Egypt is everything that people think they want from life. It is rich and abundant, predictable, and safe. Embodied by Hagar, Egypt is fertile and undemanding. It is the land where nature rules, where all mankind has to do to survive and thrive is to live in harmony with the natural cycles. In an uncertain world, it is nice to have the choice of an easy existence. Even as slaves, it is clear that the option of staying in Egypt was very attractive to many Jews.
And so it remains today. Offered the choice between a difficult and demanding life with Hashem, looking upward for an uncertain and unpredictable sustenance, compared to a life with nature, in which we can live the Good Life and build storehouses for all of our wealth, it is no surprise that Jews choose to be frei, non-religious.

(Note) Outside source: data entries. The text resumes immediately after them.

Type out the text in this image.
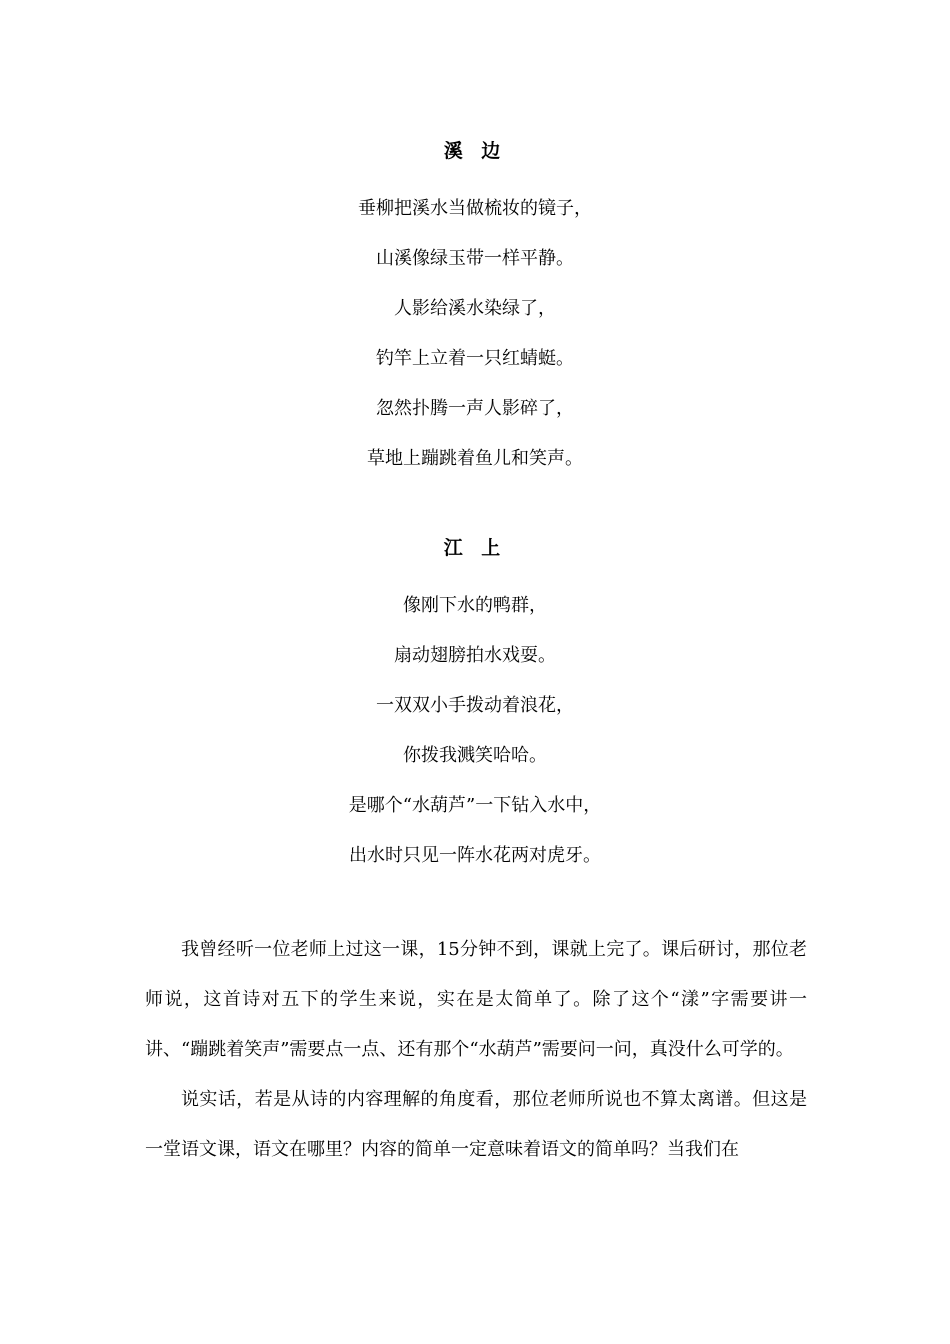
溪 边

垂柳把溪水当做梳妆的镜子，

山溪像绿玉带一样平静。

人影给溪水染绿了，

钓竿上立着一只红蜻蜓。

忽然扑腾一声人影碎了，

草地上蹦跳着鱼儿和笑声。

江 上

像刚下水的鸭群，

扇动翅膀拍水戏耍。

一双双小手拨动着浪花，

你拨我溅笑哈哈。

是哪个“水葫芦”一下钻入水中，

出水时只见一阵水花两对虎牙。

我曾经听一位老师上过这一课，15分钟不到，课就上完了。课后研讨，那位老师说，这首诗对五下的学生来说，实在是太简单了。除了这个“漾”字需要讲一讲、“蹦跳着笑声”需要点一点、还有那个“水葫芦”需要问一问，真没什么可学的。

说实话，若是从诗的内容理解的角度看，那位老师所说也不算太离谱。但这是一堂语文课，语文在哪里？内容的简单一定意味着语文的简单吗？当我们在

And so Pesach is not just retelling and reliving the founding of the Jewish people. It is also a reminder that we, too, face the ongoing choice in our lives: do we, as individuals and as a nation, accept the statistically inevitable, the Laws of Nature, or do we purge ourselves of the inevitable, of chometz, and seek a relationship with G-d? Pesach is not just about history: it is about NOW.
G-d tells us this, in plain language: “I am Hashem who sanctifies you, who takes you out of the land of Egypt to be a G-d unto you.” (Lev: 22:32) The present tense is explicit!
And G-d tells us, “you shall not contaminate yourselves through any teeming thing that creeps on the earth. For I am Hashem who elevates you from the land of Egypt to be a G-d unto you.” It is no coincidence that the Jews, in the beginning of Exodus, are described with precisely the same word (shin-resh-tzadik): we, too, teemed on the ground!
And so, too, today. We can be One with the earth, if we want to. But G-d is telling us that not only did he take us out of the physical land of Egypt, but he continues to be available to all Jews, even today, to help lift us off the ground, and looking toward the heavens, to choose a challenging and ultimately spiritually rewarding relationship with G-d instead of the easy, comfortable choices offered to us by staying close to the ground.